Several community groups, including the Chambersburg Area Council for the Arts, the Chambersburg Area School District, Downtown Chambersburg Inc., the Franklin County Literacy Council and others, partnered to get the program off the ground.

"Literature is an art form that we don't often get to support," said Anne Finucane of the arts council. "This is a public forum for celebrating reading."

The 104-page work by Paul Fleischman is geared toward teens and adults and tells the tale of the Battle of Bull Run in Manassas, Va., from the viewpoint of a dozen participants.

From a young drummer boy, a nurse and a wife, to both Northern and Southern soldiers, organizers of "Chambersburg Reads ..." expect the community will sympathize with and be intrigued by the characters.

"We didn't want something too difficult or easy," Finucane said. "This is unique in its appeal to adults and youths."

The Civil War is also always a hot topic in this region, where Chambersburg was known as a stop on the Underground Railroad and as the only northern town burned during the war, she said.

Each chapter is short - no more than two pages - which Keller thinks will make it easier for adults and children to read.

Schoolchildren too young to read the book will do other Civil War-related activities in school this fall, Keller said.
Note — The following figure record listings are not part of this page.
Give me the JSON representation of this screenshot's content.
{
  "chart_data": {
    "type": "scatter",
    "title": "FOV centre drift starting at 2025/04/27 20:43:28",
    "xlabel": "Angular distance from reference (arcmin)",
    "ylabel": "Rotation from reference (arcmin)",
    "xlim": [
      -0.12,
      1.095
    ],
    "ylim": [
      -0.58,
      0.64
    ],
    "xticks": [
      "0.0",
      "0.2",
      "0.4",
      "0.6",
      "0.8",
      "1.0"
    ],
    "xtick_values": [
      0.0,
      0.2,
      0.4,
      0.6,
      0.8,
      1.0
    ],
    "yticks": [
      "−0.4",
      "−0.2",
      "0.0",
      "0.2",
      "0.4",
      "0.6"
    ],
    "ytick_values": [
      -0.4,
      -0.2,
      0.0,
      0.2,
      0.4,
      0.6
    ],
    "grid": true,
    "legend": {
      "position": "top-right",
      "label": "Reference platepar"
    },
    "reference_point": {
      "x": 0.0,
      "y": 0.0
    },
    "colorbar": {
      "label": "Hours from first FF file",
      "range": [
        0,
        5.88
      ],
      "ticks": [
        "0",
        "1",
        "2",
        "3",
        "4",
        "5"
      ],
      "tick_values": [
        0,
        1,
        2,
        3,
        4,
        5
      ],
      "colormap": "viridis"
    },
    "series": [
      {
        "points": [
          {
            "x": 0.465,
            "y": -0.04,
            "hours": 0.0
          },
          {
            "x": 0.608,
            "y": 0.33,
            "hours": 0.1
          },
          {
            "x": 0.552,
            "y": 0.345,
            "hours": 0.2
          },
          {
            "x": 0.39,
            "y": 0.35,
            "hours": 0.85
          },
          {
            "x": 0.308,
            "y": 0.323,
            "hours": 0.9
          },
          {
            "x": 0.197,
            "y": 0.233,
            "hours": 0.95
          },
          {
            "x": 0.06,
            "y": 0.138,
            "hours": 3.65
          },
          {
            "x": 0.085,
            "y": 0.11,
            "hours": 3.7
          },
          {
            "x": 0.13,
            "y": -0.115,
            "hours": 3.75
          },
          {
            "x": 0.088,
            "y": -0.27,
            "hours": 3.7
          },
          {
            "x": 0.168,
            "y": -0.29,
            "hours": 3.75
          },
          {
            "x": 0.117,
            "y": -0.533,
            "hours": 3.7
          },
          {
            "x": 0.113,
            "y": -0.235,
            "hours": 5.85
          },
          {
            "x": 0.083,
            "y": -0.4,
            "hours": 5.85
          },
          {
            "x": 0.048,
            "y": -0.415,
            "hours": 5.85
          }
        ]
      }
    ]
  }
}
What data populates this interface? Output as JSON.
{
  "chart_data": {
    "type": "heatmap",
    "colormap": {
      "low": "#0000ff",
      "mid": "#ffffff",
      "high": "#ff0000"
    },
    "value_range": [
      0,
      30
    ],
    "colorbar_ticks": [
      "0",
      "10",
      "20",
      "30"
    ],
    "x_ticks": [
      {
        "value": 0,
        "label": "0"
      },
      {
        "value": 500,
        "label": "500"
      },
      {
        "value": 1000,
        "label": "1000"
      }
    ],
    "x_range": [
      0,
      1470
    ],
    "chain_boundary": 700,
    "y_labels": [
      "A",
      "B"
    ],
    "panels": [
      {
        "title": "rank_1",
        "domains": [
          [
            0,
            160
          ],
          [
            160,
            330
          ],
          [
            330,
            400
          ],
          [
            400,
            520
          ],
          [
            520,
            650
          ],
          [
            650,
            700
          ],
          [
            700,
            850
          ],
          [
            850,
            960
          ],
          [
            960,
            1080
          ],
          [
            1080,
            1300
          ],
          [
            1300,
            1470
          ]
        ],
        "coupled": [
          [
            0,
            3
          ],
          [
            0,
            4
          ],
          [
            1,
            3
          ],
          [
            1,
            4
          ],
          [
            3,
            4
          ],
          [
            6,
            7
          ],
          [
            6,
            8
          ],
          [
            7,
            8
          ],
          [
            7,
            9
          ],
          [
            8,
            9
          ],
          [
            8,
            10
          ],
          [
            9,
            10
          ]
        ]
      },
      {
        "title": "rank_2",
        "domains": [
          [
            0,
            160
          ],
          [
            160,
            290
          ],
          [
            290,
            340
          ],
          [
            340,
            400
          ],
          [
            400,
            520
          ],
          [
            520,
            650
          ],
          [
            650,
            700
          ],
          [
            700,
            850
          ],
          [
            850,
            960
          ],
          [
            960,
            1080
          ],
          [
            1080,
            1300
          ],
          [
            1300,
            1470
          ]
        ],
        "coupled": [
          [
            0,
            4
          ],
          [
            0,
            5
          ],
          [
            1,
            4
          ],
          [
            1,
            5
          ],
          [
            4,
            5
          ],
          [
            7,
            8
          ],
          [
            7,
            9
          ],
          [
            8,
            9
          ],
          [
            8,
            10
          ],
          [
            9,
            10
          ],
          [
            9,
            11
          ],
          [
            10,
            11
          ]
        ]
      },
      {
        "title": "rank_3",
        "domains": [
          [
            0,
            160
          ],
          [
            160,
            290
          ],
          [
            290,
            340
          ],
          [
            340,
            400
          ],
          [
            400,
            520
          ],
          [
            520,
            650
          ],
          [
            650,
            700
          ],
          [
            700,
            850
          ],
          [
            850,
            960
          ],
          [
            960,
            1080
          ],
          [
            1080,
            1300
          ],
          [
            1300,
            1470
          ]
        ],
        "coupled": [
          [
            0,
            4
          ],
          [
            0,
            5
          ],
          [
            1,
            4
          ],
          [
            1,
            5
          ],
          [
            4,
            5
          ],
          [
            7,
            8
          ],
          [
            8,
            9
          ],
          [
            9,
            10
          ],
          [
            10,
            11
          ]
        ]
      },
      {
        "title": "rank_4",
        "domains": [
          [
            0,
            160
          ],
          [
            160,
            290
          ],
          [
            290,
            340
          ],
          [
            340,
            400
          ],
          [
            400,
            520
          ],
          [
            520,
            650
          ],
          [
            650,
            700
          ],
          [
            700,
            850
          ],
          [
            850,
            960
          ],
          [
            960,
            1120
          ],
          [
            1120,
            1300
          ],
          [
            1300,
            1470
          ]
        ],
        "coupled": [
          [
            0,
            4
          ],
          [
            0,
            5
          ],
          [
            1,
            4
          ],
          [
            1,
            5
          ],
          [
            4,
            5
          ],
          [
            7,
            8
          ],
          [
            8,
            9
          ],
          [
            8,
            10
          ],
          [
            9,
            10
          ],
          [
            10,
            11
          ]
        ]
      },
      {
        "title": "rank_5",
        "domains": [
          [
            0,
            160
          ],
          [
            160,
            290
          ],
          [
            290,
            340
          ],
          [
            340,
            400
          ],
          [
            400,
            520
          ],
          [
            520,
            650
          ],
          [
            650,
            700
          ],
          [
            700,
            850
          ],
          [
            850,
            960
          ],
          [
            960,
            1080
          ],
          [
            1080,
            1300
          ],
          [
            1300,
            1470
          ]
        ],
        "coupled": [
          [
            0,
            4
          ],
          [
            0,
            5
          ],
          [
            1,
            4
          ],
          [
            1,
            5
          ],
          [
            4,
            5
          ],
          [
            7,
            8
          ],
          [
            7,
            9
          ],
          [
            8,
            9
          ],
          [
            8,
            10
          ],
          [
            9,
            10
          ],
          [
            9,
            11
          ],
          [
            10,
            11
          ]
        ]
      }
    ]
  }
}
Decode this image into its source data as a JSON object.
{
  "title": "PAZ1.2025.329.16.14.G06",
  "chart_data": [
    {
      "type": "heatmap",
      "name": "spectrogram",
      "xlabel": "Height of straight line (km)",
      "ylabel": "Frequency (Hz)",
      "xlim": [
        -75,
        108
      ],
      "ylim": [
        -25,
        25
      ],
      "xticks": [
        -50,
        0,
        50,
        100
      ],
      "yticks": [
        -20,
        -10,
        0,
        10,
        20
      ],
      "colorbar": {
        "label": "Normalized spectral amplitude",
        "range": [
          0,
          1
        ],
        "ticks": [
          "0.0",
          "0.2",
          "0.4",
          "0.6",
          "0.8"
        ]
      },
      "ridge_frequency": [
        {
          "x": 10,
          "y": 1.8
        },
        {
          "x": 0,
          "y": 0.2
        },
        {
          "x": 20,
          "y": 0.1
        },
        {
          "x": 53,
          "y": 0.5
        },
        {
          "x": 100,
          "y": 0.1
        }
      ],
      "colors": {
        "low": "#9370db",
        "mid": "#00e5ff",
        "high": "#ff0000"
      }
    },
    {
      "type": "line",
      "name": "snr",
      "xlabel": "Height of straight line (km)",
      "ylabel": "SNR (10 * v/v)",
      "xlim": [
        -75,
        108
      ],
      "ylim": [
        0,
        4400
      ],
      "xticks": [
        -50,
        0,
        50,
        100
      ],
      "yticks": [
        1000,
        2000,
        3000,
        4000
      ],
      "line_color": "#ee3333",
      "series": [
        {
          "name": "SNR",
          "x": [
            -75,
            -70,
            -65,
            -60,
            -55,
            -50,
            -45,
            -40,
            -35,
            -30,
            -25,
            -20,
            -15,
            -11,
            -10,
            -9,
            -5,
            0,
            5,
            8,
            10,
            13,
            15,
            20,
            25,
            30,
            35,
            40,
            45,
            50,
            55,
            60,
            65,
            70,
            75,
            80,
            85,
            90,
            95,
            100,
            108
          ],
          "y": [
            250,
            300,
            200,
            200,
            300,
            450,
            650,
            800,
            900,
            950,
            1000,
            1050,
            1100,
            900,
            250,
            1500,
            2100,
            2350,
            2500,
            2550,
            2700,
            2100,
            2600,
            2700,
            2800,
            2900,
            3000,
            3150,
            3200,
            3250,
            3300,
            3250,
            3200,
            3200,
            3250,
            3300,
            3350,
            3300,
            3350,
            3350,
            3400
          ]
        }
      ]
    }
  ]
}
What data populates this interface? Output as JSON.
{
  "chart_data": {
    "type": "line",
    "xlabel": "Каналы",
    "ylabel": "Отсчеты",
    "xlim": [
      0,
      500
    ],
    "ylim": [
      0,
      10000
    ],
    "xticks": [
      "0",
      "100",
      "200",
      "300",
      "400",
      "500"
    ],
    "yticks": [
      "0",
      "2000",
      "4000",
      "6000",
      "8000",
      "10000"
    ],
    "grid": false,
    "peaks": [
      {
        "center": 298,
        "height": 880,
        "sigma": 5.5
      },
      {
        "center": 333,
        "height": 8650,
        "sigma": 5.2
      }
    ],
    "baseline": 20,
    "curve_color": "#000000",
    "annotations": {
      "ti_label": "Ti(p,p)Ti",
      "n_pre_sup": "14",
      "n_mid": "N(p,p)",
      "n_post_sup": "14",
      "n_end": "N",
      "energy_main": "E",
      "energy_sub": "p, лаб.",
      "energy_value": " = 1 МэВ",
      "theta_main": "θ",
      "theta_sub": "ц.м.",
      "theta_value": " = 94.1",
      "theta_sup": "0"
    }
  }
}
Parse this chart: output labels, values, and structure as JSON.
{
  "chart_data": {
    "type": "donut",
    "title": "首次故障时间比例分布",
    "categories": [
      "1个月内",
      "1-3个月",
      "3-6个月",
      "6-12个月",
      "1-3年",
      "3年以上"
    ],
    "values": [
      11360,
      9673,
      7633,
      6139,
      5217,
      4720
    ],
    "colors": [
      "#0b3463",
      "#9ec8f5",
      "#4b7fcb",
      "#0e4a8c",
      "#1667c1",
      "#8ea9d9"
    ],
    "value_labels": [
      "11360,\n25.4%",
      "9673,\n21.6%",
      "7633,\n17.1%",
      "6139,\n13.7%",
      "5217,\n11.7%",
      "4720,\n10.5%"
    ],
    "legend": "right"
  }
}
But the first public reading event will be Saturday, when the Conococheague Players read several chapters from "Bull Run" at 2 p.m. at the Coyle Free Library in Chambersburg.

Events will continue throughout the summer and fall.

The Conococheague Players will again read selected chapters on Sept. 26 at First United Methodist Church and on Oct. 11 at a TGIF event at the First Lutheran Church.

The reading program ends Nov. 2, with a Civil War Connections seminar featuring more readings from the book.

Keller said she didn't know what the community response will be, but she said she hopes to bring it back in the future with a different book.

Copies of "Bull Run" are available at area bookstores and libraries, including Border's Books in Hagerstown; and Coyle Free Library, Mason's Rare and Used Books, Northwood Books, Ragged Edge Library, Twice Read Books and Waldenbooks, all in Chambersburg.